Love Song to Marnie Michaels

I love Marnie Michaels.  I think I am the first person on the Internet to ever say that, and you can find almost anything on the Internet.  I’m pretty sure even Allison Williams doesn’t like Marnie Michaels.  But I like Marnie Michaels. 

FYI: This post might feel dated or irrelevant given that Girls has been off the air for almost a year now, but I’ve been grappling with my feelings about Marnie for a long time and am only just now ready to share this struggle with the world.  

People say Marnie is unlikeable.  This is a criticism that has often been levelled against Hannah Horvadt, the show’s protagonist, played by Lena Dunham, and it is a criticism that has been leveled against a multitude of female characters throughout history.

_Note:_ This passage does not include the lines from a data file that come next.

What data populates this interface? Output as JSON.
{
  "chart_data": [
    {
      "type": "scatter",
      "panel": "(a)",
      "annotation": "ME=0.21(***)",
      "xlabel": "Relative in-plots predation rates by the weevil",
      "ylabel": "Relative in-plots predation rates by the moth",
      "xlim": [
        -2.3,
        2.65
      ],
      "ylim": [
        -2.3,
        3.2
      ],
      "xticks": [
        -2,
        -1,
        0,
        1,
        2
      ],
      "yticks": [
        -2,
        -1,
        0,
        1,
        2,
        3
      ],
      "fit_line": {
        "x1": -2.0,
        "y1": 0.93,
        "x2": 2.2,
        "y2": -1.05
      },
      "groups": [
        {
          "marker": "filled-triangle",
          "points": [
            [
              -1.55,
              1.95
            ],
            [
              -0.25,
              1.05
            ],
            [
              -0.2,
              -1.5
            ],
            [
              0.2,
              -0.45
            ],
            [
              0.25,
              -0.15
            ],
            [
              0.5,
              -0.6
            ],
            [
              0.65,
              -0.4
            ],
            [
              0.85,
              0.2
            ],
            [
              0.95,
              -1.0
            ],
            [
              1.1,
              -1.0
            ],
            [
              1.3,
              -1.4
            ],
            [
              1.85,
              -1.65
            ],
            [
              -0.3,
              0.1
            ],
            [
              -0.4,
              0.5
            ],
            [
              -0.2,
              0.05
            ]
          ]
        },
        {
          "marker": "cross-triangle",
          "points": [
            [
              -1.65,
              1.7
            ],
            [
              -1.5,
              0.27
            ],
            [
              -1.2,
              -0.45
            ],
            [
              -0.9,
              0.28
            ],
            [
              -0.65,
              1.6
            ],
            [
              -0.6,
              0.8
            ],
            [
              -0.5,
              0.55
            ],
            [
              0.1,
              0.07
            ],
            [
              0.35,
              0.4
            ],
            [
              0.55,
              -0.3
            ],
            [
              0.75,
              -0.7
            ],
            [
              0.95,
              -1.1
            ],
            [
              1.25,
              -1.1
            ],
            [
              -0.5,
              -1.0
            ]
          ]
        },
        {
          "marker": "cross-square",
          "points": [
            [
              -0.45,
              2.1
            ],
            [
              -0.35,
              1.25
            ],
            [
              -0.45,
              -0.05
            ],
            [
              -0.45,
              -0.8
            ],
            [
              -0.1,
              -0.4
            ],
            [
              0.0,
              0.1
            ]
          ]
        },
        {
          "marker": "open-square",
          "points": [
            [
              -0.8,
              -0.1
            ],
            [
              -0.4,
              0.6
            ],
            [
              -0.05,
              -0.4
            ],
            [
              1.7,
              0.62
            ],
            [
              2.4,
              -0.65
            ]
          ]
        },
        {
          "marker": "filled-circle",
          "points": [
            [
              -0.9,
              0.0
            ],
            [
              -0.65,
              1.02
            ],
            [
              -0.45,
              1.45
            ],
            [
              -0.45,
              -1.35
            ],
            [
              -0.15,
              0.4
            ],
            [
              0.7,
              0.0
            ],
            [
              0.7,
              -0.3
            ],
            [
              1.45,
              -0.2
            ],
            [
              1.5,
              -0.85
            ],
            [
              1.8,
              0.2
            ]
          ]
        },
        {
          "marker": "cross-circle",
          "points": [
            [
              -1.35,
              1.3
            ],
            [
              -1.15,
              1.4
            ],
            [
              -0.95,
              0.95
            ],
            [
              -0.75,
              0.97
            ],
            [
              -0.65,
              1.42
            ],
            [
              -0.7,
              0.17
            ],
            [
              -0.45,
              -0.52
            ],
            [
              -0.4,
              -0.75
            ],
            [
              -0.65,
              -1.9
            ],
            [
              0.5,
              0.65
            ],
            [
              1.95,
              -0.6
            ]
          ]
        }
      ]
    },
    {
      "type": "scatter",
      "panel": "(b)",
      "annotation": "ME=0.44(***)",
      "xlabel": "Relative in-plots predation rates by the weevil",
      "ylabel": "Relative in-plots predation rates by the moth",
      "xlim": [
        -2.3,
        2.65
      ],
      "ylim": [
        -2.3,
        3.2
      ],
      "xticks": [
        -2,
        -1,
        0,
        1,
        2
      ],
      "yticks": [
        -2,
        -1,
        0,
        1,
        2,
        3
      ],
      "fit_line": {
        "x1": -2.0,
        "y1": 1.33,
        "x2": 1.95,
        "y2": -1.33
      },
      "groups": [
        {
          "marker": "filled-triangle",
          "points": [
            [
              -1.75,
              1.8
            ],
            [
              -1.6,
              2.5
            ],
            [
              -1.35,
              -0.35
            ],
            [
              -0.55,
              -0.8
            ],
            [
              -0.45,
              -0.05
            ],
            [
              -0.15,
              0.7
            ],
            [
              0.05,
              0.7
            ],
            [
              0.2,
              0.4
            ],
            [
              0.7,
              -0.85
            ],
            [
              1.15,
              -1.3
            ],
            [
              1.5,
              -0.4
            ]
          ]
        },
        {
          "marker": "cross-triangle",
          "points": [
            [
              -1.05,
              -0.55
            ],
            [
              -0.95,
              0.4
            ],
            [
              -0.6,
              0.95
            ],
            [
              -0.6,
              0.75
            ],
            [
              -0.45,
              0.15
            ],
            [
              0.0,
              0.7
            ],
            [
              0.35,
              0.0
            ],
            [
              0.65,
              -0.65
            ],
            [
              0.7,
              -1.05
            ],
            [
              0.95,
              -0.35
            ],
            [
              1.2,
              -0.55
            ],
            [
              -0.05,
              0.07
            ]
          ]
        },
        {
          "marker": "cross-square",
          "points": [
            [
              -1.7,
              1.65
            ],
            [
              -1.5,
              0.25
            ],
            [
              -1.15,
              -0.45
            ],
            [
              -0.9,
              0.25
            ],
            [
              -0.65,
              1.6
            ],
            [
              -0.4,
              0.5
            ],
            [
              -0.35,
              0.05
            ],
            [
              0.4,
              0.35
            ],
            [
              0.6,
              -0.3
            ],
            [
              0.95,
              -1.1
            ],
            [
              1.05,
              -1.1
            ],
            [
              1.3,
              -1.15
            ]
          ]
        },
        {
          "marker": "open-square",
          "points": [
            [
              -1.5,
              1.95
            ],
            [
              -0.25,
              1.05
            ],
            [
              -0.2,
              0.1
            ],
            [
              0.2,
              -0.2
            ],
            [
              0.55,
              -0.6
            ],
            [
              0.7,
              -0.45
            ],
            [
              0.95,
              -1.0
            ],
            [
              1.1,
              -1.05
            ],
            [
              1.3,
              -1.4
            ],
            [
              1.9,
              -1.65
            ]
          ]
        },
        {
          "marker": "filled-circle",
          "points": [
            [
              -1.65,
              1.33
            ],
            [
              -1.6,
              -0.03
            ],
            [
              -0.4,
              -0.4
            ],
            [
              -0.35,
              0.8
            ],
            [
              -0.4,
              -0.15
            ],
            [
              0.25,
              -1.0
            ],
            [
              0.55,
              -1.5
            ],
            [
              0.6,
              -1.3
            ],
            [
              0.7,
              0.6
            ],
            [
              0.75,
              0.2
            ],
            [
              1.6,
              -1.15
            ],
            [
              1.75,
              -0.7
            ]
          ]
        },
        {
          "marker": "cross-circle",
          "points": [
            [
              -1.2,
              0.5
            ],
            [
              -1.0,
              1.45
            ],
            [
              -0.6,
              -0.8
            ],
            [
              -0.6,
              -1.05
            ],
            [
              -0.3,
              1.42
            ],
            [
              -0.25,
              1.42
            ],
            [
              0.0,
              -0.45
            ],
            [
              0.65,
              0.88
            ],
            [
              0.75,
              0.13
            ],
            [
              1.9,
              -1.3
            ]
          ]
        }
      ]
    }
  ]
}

Female characters, like their IRL counterparts, are expected to be selfless, nice, and morally infallible.  We want our characters that way, not because we are actually that way ourselves, but because we are convinced on some level that this is the best possible version of a woman.

In her essay titled “Not Here to Make Friends”, Roxane Gay quotes Claire Messud who says that : “The relevant question isn’t ‘Is this a potential friend for me?” but “Is this character alive?”  Roxane Gay elaborates, saying:  “Perhaps, then, unlikable characters, the ones who are the most human, are also the ones who are the most alive.  Perhaps this intimacy makes us uncomfortable because we don’t dare be so alive”.

For me, Marnie is alive because she represents a lot about 20-something-year-old-hood, which can be myopic, solipsistic, self-obsessed, and selfish.  It can also be uncertain and terrifying and raw and painful.  Granted, this is only ONE view of 20-something-year-old-hood–a white, attractive, middle-class, able-bodied view at that-but I also don’t believe one character should bear the brunt of having to represent the entire intersectional spectrum.   While a fair criticism might be made of the show as a whole for failing to represent the experiences of people of color or LGBTQ youth, I am resistant to making Marnie wholly responsible for this lack.

Marnie Michaels is irritatingly symmetrical and so thin she is sometimes painful to look at.  She is undeniably beautiful in the most conventional way imaginable, like a basket of golden retriever puppies.  She is the kind of person who carries around a monogrammed agenda and has pens with furry balls and trinkets dangling off the end.  She always has good hair and she wears heart-shaped pendants.  She is perfect from the outside looking in.  But what makes Marnie alive as a character is her chronic dissatisfaction with this perfection.  She is searching for a deeper, truer, version of herself and she doesn’t know how to find it. 

To this end, Marnie quits her job to pursue a career as a folk singer.  She leaves Charlie, the incredibly nice guy who is everything on paper but leaves Marnie cold.  Marnie repeatedly takes incredible risks, risks that leave her divorced, broke, heart broke, heckled, wandering barefoot through New York City, more lost than when she began.  

Marnie’s most pronounced traits then, are not narcissism, entitlement, selfishness, shallowness, vapidity.  Marnie’s defining characteristic is that she doesn’t know who she is.  The vulnerability of this reality makes me feel tender for all the searching I did in my twenties.  Tender for a young girl who desperately wanted to find herself, so she could be true to herself, so she could make the most of the one life she had been given.

Okay, and here’s one final thing.  The great love story of the entire series is not between Hannah and Adam, or Shoshanna and Ray, or Marnie and Charlie, or Jessa and Adam.  The great love story of Girls is between Hannah and Marnie.  Throughout the entire series, Hannah and Marnie are seen climbing into bed next to one another, usually in the wake of one relational devastation or another.  They are always, despite frequent turbulence, each other’s soft place to land.  And in the season’s final episodes, Marnie moves upstate with Hannah to help her raise her son Grover.  As the audience we are led to understand that this situation is not sustainable, that Marnie will forge on towards law school and Hannah will be left to find a balance between the old life and the new, however it feels significant that Marnie is with her-albeit temporarily-in those precarious first months of new motherhood.  Theirs is a love that is unconditional.

Marnie is a character who needs consideration beyond the question of mere likability.  It’s a challenge to merely”like” her, but I think if you can see her vulnerability, her courage, and her capacity for love, it’s actually pretty easy to love Marnie Michaels.